When he was 3 or 4, Son brought home a coloring picture of Martin Luther King he had made in school. MLK’s face was nothing short of psychedelic in its whirls and swirls. Son had used every crayon in his box. I made some my-how-interesting remark and learned that the picture was of a man who wanted the people of all colors to be happy.
Of course, how obvious: the man himself must be one of them, that is, one of the people of all colors.
Fast forword: I had been following the debate about whether Black History Month was still needed when the New York Post weighed in.
But here we go again doesn’t mean we have to go along. It’s nurture, not nature, that leads one from the people of all colors to the black people and the white people.
Or so my study shows, limited as it is by its single experimental subject.
When my son was born, I worked at a historically black university. I quit when he turned 2 but after a year was ready to return. The position was still open. My condition was that I’d be back when there was an opening for my son at the Child Development Center (CDC). There wasn’t one in the 3-year-old class, but there was in the 4, and so for the next 2 ½ years, Son was the only Caucasian in a class of 25 children.
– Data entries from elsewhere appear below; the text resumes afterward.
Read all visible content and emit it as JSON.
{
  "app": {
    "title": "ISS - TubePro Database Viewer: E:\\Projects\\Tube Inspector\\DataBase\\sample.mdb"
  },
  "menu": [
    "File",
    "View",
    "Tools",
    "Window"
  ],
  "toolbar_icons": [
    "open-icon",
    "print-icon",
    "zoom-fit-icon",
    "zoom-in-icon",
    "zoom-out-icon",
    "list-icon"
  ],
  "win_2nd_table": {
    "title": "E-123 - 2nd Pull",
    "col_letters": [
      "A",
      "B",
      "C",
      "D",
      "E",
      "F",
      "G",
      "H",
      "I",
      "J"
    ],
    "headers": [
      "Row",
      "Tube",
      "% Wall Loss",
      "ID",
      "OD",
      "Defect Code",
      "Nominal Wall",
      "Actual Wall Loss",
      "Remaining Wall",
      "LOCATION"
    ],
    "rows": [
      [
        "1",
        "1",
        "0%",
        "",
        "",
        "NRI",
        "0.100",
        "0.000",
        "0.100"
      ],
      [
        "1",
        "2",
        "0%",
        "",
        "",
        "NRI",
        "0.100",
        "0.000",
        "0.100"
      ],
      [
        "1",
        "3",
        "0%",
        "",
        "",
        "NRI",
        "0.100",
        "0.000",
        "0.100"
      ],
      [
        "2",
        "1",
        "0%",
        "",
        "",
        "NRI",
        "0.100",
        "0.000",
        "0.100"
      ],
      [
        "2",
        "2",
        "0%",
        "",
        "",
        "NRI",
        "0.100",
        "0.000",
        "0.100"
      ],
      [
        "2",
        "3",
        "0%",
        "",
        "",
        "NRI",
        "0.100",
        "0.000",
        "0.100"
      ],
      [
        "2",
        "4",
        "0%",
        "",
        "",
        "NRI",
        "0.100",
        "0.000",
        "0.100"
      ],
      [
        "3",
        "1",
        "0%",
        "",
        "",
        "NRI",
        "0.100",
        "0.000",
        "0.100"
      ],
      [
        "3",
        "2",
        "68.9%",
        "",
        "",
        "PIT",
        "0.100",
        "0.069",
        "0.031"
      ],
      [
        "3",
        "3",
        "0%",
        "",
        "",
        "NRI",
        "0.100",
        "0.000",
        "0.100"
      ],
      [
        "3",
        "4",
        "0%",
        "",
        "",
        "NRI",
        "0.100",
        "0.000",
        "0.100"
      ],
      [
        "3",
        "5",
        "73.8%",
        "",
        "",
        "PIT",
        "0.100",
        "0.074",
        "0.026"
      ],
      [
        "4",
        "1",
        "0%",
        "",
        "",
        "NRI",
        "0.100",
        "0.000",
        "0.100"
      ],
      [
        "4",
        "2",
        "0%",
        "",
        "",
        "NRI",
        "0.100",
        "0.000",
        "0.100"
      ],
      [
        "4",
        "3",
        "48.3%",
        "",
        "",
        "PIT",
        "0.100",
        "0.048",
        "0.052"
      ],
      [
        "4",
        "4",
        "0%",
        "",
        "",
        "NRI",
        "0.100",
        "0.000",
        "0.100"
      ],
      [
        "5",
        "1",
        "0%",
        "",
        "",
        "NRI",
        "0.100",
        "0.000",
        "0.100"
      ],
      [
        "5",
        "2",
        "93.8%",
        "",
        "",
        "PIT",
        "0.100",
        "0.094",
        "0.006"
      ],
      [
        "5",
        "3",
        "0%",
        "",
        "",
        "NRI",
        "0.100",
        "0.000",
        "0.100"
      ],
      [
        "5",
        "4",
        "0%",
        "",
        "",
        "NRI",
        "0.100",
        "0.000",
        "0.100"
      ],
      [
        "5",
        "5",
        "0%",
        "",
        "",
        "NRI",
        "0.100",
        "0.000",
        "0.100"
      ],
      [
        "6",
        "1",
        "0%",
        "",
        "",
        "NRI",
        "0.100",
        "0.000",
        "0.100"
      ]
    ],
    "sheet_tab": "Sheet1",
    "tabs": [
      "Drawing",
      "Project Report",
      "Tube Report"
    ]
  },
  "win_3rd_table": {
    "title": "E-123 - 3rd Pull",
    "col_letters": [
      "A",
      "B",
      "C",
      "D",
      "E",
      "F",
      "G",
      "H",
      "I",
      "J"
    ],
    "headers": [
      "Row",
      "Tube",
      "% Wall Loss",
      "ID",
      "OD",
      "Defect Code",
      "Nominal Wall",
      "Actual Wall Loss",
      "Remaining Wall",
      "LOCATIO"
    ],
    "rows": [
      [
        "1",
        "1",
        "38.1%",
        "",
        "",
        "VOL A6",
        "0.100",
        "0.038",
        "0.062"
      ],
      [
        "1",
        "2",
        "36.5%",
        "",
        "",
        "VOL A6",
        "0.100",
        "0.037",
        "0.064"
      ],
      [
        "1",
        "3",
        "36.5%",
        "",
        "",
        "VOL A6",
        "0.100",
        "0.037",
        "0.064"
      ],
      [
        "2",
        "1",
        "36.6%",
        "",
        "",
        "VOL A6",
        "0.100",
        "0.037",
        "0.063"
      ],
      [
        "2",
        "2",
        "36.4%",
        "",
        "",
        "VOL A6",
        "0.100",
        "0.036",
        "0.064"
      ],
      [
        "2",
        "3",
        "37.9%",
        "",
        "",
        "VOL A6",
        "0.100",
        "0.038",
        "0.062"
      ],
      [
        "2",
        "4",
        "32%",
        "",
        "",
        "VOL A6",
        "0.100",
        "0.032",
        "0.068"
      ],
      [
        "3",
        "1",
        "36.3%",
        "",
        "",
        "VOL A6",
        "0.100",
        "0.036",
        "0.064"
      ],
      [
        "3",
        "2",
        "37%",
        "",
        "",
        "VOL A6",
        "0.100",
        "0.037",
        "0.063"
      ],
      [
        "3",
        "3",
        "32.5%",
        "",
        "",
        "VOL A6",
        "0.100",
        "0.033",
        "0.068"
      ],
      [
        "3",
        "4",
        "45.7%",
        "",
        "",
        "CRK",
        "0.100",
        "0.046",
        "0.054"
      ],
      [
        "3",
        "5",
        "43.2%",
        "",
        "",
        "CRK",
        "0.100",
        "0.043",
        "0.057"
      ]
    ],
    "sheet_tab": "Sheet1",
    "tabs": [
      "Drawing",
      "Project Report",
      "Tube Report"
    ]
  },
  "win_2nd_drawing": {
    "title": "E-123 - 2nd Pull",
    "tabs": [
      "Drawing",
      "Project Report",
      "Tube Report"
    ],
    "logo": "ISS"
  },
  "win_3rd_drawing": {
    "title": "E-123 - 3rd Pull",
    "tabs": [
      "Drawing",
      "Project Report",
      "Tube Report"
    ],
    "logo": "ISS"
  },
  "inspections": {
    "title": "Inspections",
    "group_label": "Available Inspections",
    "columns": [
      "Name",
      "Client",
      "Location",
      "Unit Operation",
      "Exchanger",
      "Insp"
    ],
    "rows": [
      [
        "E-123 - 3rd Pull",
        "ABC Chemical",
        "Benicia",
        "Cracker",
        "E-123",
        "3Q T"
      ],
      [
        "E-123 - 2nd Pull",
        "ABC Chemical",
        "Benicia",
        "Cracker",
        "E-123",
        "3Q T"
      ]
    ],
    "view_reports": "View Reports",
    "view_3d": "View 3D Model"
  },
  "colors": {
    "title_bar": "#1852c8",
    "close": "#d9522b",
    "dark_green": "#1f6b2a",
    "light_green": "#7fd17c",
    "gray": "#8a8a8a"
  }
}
Was I the only white person at the University with a pre-K child? Not by a long shot: in my area alone there were at least 6, maybe 8 or 10. But none took advantage of the opportunity to have their child in a university-based program in their building under the care of their colleagues. Why? I don’t know. I thought they were nuts. All I can figure is they thought it would be difficult for their child to be the only one of his color in the room.
So was it hard for my son? I don’t think so. He was willing to get up and cheerful in the morning and happy when I collected him. He never tried to escape and get to my office. Did I counsel him about his unusual situation? Never. Not a word.
Only once was there a problem. I came to get him at the end of the day and Son was standing watching other kids climb the monkey bars. This was unusual, and the teacher remarked that she was worried Son wasn’t feeling well. As we walked to the car I asked him if he didn’t want to play. He responded that one of the boys told him he couldn’t. And why not?
“Because I have blue eyes.”
I have to admit it: I had to admire the excluder’s finesse.
So the next morning I told Son’s teacher why he hadn’t joined in the day before and watched as one of the world’s most beatific people very quietly went ballistic. She said, “We’ll see about that.” And so she did and that was the end of that.
When Son left the CDC he entered kindergarten at a racially mixed school.
Shortly after school began, when I came to pick Son up from after-school care, he said one of the program ladies had a paper I had to sign. Was it Mrs. X or Mrs. Y? He wasn’t sure of the name, but “she wears a whistle around her neck.” I looked over and said to Son, “They both have whistles.” “Well, she’s wearing shorts.” They’re both in shorts.
It’s 90 degress, 5:48 pm and I’m 6 months pregnant. I could end this in a flash: “Look, is it the black lady or the white lady?” But interest beat impatience.
Finally, after going through she’s the one with sunglasses, and she’s the one talking to the kids, Son got around to it: “She’s the one with black skin.”
Not the black lady but the lady with black skin.
They’re different, aren’t they? Or so thought a discerning 5-year old that day.